Un momento «simbolico che serve anche per valorizzare aziende come questa». Sono le parole che utilizza il presidente della commissione regionale antimafia Claudio Fava per aprire la visita ufficiale all’interno della Geotrans, la società di trasporto su gomma un tempo fiore all’occhiello di Enzo Ercolano, figlio del defunto capomafia Pippo. L’imprenditore è in carcere dal 2013 dopo il blitz Caronte, poiché considerato «uomo dall’elevatissimo spessore criminale». Dopo una condanna in primo grado a 15 anni, adesso affronta il secondo round giudiziario in corte d’Appello.
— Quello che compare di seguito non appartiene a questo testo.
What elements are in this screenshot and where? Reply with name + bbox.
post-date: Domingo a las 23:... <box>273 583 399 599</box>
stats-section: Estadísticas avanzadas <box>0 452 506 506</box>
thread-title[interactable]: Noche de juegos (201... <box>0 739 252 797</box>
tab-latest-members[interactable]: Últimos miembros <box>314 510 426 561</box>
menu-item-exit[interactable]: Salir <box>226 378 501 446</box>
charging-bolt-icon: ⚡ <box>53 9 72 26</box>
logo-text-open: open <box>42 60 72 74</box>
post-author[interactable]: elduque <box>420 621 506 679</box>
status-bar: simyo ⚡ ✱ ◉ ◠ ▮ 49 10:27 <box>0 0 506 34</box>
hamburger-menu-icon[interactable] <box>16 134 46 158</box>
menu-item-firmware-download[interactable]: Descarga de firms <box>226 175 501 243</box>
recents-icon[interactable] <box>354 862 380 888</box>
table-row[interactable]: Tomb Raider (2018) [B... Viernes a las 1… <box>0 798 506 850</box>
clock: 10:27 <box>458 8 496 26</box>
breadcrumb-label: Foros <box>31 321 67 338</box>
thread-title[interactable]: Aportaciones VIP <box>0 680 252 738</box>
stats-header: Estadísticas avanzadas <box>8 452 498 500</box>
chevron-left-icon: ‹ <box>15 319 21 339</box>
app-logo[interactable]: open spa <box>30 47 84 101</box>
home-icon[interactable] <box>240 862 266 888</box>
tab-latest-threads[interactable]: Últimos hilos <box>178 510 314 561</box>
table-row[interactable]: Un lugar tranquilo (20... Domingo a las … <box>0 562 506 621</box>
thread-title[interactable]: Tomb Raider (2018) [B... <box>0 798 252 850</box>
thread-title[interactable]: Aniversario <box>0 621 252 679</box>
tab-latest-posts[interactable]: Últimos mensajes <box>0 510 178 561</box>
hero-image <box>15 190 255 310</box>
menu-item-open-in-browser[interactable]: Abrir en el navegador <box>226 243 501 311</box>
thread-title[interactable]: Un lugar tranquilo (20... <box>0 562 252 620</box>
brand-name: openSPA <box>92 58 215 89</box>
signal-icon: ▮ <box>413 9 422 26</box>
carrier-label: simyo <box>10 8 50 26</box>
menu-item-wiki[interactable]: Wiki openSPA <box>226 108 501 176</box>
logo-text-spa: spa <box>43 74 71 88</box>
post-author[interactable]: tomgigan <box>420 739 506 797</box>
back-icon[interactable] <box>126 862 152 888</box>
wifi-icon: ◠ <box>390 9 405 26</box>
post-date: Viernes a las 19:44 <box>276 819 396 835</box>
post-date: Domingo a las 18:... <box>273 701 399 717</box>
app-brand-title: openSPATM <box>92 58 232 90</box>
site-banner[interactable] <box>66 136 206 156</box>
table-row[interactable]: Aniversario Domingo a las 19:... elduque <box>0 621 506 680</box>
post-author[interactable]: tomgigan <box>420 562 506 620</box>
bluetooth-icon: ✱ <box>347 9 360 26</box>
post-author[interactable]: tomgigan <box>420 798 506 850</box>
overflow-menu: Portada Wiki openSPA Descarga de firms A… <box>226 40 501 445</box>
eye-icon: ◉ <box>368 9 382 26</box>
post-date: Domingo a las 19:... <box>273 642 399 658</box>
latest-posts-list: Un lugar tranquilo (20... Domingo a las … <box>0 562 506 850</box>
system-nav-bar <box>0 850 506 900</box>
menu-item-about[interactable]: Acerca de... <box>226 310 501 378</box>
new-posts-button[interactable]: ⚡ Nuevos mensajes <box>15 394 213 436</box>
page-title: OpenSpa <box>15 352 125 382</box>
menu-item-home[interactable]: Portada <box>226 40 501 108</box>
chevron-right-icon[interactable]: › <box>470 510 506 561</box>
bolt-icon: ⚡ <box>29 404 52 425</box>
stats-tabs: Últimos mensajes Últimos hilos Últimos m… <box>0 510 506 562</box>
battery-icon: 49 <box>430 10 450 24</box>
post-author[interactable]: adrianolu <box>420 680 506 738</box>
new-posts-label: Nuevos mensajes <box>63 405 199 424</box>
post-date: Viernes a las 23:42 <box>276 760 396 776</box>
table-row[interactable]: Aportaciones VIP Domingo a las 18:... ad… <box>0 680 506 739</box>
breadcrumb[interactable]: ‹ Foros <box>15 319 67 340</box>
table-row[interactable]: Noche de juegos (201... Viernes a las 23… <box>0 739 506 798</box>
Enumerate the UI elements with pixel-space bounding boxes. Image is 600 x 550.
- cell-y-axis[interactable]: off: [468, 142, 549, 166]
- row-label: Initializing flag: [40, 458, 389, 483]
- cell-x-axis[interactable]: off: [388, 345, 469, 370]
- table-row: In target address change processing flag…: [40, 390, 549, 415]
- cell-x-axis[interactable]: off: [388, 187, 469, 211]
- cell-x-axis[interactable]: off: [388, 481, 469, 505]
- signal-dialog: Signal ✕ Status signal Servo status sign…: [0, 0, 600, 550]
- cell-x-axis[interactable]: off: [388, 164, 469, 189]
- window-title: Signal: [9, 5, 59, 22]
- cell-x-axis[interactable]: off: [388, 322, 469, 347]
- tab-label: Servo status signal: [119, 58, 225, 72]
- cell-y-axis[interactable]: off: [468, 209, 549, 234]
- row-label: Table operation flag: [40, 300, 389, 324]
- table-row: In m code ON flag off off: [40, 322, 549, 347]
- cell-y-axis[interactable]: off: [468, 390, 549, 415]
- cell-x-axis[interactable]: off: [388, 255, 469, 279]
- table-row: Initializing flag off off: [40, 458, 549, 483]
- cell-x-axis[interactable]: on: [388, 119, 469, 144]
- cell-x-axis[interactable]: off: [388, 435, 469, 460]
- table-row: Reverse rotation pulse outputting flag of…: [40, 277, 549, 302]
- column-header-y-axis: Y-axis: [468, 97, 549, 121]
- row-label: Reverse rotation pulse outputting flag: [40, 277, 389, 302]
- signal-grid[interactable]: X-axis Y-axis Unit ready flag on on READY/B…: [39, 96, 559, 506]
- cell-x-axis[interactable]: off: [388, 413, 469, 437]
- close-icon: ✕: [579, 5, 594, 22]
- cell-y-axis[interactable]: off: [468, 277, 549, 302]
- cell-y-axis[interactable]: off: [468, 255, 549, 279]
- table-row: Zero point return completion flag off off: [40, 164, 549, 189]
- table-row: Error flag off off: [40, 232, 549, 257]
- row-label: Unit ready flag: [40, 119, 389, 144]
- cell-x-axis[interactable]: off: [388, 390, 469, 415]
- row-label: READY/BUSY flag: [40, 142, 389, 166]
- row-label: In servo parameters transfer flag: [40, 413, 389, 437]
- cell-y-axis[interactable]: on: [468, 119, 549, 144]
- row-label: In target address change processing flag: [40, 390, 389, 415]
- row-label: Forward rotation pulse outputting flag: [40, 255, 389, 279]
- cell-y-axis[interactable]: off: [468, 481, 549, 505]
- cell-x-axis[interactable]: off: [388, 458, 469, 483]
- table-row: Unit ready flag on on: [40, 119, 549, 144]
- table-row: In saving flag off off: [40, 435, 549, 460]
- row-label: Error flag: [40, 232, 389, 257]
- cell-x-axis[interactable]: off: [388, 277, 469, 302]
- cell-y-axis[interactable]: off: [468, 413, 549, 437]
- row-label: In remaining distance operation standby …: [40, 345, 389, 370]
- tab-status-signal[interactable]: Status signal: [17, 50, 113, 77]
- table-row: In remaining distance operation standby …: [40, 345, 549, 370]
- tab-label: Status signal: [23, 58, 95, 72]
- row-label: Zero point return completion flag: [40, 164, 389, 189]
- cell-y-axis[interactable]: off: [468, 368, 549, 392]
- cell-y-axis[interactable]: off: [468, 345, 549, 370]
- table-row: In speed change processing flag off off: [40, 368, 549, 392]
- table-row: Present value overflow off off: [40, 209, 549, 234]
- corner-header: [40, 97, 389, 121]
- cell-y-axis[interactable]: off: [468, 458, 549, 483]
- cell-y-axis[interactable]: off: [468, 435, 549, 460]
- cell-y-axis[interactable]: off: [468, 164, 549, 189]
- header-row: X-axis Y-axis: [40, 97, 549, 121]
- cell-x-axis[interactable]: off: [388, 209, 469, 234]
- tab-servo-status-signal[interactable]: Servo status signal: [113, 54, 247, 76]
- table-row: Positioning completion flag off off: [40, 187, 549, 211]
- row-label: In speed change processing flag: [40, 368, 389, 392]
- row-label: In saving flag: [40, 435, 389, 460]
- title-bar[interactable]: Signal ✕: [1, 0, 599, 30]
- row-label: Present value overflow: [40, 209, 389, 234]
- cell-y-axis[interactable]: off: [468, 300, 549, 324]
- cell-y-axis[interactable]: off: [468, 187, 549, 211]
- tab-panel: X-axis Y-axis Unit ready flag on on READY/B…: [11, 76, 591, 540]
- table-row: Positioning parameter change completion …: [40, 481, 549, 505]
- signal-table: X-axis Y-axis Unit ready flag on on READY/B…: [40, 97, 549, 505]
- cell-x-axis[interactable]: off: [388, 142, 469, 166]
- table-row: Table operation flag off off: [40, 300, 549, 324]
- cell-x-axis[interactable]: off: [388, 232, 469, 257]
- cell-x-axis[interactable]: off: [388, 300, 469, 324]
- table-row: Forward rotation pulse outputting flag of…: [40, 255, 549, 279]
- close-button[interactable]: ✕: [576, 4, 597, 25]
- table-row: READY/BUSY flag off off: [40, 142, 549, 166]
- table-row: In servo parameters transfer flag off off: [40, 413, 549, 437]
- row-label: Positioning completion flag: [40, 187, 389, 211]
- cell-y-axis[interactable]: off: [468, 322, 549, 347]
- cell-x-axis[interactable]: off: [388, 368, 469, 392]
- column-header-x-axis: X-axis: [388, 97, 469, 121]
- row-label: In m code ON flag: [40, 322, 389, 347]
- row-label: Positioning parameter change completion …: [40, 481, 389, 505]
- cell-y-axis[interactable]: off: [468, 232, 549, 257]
La Geotrans, dal 2014, è passata in mano allo Stato con un provvedimento di confisca poi diventato definitivo. Nonostante le tante difficoltà, l’azienda è uno dei pochi modelli virtuosi in tema di beni confiscati alla mafia. L’ultimo capitolo di questa storia lo hanno scritto dieci dipendenti che, a inizio febbraio scorso, si sono costituiti in cooperativa per mettersi in prima linea per gestire la realtà. «Questa vicenda dimostra che la confisca non è solo un atto sanzionatorio – spiega Claudio Fava – ma può servire anche per restituire un bene alla collettività».
Insieme a Fava ci sono altri deputati regionali, tutti appartenenti alla commissione regionale. Impegnati in un’inchiesta proprio sulla gestione dei patrimoni sottratti ai clan. Immobili e aziende che, nella maggior parte dei casi, chiudono i battenti quando al proprietario mafioso subentrano gli amministratori giudiziari: «Serve una risposta di sistema – aggiunge Fava – compresi gli enti locali e la Regione Siciliana che è totalmente assente nel rapporto con le aziende». Al momento, giusto per fare un esempio concreto, tra i clienti di Geotrans non c’è nessun ente pubblico.
Ma cosa si aspetta Fava dalla fine di queste audizioni, cominciate a metà maggio? «L’obiettivo – spiega – è capire perché le cose non hanno funzionato, con quali colpe e per privilegiare chi». Un sistema complesso che riguarda anche la scelta degli amministratori giudiziari. «In passato abbiamo avuto professionisti che hanno gestito malissimo questi beni», continua Fava. Negativa anche la valutazione sull’Agenzia nazionale per l’amministrazione e la destinazione dei beni sequestrati e confiscati alla criminalità organizzata. «Per lungo tempo, è stata considerata un feudo elettorale».